Balag of BALAG: the Installation Art in a Musical
At first, the larger-than-life crisscrossed balag that framed the audiences as they walked inside the auditorium were for aesthetics. But the moment the stage design and the spatial intervention in the audience area were exposed, and the narrative of the play unfolded, through dialogue, music, and movement, balag became conceptual. It was the super-structure, both material and abstract, of balag that contained the sub-structures of ambition, struggles, protest, love, death, immersion, and representation.
For this conceptual rendering, BALAG–written by Layeta Bucoy, directed by Elmer Rufo, music and live band by Nina Virgin, and presented by Sigma Theta Delta and UPLB Demolay Club– had an imposing presence.

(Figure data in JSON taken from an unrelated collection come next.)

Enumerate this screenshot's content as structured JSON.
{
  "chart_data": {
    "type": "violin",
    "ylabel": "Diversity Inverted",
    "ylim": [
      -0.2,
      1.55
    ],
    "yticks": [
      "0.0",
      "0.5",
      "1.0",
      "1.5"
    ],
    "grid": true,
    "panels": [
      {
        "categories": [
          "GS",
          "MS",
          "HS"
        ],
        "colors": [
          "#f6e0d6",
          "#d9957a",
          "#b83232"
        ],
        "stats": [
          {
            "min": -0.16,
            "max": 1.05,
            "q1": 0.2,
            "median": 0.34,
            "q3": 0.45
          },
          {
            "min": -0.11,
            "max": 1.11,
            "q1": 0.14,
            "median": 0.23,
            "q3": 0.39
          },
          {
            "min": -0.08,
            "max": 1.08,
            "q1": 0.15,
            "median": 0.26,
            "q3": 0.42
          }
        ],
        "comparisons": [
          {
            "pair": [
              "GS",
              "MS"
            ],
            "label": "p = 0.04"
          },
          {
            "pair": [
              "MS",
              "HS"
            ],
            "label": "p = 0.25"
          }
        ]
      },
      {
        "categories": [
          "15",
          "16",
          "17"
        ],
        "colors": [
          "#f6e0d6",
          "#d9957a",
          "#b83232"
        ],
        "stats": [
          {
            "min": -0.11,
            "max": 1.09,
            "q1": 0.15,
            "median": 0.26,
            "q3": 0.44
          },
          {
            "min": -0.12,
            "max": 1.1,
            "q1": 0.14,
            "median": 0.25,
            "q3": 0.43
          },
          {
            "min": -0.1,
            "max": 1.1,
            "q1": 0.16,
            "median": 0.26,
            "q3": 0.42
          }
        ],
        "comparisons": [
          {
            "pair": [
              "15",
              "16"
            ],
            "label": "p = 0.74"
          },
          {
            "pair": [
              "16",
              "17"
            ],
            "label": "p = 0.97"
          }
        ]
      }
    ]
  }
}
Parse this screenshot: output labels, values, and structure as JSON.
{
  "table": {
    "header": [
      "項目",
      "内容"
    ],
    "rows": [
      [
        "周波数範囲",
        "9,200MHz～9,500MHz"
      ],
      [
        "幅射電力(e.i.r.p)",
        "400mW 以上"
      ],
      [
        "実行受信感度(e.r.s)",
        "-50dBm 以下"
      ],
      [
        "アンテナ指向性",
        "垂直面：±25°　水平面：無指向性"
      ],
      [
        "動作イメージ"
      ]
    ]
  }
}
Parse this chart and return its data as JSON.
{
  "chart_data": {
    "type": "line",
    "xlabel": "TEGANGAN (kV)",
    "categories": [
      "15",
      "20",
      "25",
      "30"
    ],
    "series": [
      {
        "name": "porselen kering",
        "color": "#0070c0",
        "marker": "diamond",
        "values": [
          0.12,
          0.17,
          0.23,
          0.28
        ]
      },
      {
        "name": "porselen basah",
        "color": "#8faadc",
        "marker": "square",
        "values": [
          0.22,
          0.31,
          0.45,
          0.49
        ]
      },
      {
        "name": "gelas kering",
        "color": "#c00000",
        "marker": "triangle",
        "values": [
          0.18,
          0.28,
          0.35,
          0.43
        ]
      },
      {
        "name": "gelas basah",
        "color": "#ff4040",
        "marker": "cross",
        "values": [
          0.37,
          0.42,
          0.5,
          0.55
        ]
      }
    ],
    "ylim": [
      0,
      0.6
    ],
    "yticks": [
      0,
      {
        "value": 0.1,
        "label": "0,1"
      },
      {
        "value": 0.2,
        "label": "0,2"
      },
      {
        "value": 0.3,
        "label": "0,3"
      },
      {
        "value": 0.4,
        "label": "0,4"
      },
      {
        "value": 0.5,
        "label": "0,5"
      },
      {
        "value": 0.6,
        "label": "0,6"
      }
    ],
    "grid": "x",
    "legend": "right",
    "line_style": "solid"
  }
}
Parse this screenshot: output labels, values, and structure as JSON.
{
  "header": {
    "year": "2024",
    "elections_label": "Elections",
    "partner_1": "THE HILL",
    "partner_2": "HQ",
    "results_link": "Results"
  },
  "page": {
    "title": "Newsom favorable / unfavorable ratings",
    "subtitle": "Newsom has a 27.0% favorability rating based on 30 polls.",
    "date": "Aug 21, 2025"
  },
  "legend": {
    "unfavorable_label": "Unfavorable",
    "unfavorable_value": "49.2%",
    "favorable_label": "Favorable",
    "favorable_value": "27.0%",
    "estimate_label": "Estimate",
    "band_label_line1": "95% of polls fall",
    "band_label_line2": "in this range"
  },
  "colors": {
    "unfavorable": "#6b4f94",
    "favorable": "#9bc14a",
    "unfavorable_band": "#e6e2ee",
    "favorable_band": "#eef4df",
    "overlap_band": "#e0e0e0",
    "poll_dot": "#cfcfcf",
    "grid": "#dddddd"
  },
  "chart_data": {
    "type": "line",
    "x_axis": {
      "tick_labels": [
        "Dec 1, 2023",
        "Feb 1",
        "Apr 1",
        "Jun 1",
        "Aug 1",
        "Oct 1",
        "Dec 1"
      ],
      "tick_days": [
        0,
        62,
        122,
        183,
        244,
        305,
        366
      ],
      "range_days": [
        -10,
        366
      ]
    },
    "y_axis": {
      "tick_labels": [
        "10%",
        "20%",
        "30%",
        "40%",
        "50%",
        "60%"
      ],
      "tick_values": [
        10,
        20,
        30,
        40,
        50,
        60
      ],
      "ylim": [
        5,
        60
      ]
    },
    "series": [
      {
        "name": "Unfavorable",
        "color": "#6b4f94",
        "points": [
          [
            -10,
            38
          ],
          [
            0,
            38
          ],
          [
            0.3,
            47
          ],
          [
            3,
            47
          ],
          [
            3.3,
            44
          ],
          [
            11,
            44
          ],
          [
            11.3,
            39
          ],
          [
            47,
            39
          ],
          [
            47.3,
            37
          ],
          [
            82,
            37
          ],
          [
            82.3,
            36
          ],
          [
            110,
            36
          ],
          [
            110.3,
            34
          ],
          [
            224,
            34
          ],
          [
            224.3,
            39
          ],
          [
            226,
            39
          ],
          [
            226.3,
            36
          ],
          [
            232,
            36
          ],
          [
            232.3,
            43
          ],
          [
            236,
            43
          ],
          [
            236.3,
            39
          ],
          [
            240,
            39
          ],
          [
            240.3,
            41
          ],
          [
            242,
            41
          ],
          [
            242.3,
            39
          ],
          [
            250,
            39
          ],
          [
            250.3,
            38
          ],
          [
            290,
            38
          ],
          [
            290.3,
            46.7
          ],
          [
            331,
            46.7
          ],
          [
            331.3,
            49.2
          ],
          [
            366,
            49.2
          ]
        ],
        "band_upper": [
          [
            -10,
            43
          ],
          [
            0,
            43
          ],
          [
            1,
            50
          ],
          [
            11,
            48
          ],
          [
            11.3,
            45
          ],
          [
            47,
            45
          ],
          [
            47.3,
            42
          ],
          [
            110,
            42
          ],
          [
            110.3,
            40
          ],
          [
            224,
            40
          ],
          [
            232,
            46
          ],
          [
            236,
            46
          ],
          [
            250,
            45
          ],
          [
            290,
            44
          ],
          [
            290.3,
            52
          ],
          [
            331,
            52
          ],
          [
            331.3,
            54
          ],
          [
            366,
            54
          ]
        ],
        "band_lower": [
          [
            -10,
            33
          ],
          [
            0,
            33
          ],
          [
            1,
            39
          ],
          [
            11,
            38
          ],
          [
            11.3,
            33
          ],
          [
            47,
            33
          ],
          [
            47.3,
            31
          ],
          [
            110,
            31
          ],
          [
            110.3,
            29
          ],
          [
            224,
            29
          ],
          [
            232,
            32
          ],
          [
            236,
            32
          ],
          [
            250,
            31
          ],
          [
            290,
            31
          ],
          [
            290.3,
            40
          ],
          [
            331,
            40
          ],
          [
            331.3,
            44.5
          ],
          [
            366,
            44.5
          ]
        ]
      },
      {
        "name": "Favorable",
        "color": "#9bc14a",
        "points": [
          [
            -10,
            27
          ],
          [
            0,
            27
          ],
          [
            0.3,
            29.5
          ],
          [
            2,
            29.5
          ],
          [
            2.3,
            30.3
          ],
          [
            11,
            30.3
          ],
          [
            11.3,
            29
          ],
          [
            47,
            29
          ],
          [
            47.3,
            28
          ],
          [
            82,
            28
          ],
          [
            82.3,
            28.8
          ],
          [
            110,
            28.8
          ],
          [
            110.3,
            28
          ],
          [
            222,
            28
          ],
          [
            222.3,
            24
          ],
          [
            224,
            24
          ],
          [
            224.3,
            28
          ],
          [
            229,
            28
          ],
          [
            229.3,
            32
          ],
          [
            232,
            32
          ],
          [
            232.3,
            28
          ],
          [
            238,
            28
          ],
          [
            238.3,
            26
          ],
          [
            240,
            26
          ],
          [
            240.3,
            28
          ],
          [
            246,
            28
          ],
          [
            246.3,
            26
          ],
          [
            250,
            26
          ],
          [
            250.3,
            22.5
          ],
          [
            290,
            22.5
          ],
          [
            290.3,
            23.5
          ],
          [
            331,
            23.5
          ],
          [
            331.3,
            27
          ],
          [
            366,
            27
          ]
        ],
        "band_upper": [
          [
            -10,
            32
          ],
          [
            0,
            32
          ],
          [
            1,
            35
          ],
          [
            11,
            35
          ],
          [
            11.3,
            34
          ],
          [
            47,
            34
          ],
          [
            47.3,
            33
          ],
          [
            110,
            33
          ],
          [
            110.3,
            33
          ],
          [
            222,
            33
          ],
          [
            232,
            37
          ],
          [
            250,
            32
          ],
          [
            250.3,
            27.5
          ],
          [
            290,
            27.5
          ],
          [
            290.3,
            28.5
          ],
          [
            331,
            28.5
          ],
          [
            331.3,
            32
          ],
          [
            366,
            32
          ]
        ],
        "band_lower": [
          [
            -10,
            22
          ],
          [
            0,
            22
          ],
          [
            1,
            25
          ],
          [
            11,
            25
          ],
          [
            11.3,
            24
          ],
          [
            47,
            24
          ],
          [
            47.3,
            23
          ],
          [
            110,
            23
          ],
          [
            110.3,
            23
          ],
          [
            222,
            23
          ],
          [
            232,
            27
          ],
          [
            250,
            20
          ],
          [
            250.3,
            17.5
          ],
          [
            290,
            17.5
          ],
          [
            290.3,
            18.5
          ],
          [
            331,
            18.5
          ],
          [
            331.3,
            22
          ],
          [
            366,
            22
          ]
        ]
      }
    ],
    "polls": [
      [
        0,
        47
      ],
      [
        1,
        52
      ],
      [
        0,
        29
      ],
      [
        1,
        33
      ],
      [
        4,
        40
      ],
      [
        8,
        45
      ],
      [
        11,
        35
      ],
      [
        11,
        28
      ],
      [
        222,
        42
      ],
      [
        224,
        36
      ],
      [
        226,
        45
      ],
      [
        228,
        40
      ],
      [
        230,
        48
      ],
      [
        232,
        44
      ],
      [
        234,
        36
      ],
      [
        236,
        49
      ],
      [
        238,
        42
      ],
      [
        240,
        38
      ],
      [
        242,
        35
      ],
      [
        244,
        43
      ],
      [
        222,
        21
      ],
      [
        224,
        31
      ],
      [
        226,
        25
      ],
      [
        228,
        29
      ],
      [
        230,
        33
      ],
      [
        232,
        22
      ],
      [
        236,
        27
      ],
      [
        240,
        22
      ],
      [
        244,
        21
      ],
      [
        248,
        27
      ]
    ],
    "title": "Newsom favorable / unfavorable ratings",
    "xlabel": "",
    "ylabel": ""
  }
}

Ambition that cuts the paternal cord
On his 17th birthday, Junyee (Rafael Canillas) excitedly tells his father, Luis (Gio Maningas), his ambition of pursuing a career in Fine Arts. Wanting his son to take a business-related course, Luis is enraged by Junyee’s decision, and warns him of cutting the father and son tie. Seeing the implications of the situation, Felisa (Raia Salvador), pleads her husband to retract his words, but to no avail. Junyee leaves home.
Struggles at the funeral parlor
Junyee renders mortuary services to survive. At the funeral parlor owned by the Chinese, Mr. Chua (Gab Carreon), Junyee gets ill. Mr. Chua is frightened by Junyee’s condition, and orders him to leave. Aided by his friend, Pilar (Anna Escobia), Junyee begs Mr. Chua to keep him. The task of persuading seems difficult for the two as Nardo (Gabriel Aldrin Mendoza) spits invectives at them. But Mr. Chua has a change of heart when Junyee tells him that he was disowned by his father. Mr. Chua finally decides that Junyee works as a make-up artist at the mortuary after seeing Junyee’s painting of his mother.
Balag, the installation art protest
While studying at University of the Philippines Diliman as a Fine Arts student, Junyee builds Balag, an installation art protest against the prevailing Martial Law. Balag has captured the attention of multitude who hang different objects to express their sentiments against the political turmoil of the time.
Balag is a historical installation that brought to the awareness of people that art could be used as a platform for protest, and that the sentiments of the people are essential part of it.
Two brands of love
At the University of the Philippines Los Banos, Junyee distributes copies of the Collegian for his organization, Kapatirang Plebeians. At UPLB, he meets Tess (Kathleen Galula) who is applying for membership. In her reporting to Junyee, Tess bares her affection for Junyee which he reluctantly accepts for fear of making life uncomfortable for her. Tess tells Junyee that she is willing to live a difficult life as love is for the brave, unafraid to face life’s trials. Junyee retorts that love could not bear to see the loveone in pain.
The divergent views about love is united by the matrimonial cord.
Deaths that haunt the matrimonial bed
Junyee’s matrimonial sleep is haunted by the deaths of friends, including Pilar, who were killed during Martial Law. Pilar who has unrequited love for Junyee joined the kilusan at the time when there is no hope for her to win Junyee’s affection. In a radio news, it is reported that Pilar is killed during an encounter with the military.
Pilar re-appears on stage in cold flesh to tell Junyee that he has become selfish again. The eeriness of the scene is created as Pilar seems to speak through Tess. Seeing her husband in distress, Tess comforts Junyee by reminding him of Balag he created. Tess convinces Junyee to open it again, to allow her become part of it, part of his creation, part of his life.
The immersive BALAG
The concept of setting-up balag at the entrance of NCAS Auditorium is a foreshadowing of an immersive theater experience. It semaphores the idea that audiences will take part in the construction of the total theatrical experience. This participation is unveiled as Junyee encourages the audiences to write their sentiments on pieces of paper. which they could post on the balag surrounding them.
Immersion in the play is strategized by breaking the imaginary fourth wall that separates the performers from the audiences. The entrance of Junyee from the audience area at the early part of the play, the scenes outside the proscenium stage, and the public address of Junyee have made the imaginary wall non-existent.
Representationalism in BALAG
Representationalism in staging exposes creative ways of signifying realities.
The birthday celebration of the protagonist, which is the opening scene, is made festive and colorful through the skillful manipulation of lighting and of the chorus playing non-human roles – chair, table, food, fruits, and utensils. Costumes, headdresses and hand props are installations of different materials – indigenous, plastic, recycled, rubber, and textile. Sculptural pieces are represented by installations of bamboos and pantomimic movement. Funeral parlor is simulated by filling rectangular structures made of bamboos with makeshift corpses. Changes in time and space occur in a unit set through addition of stage properties, variations of movement, as well as shifts in lighting composition.
The impact that balag had created during Martial Law had reverberated in the musical, BALAG, that re-staging has to be another theatrical structure.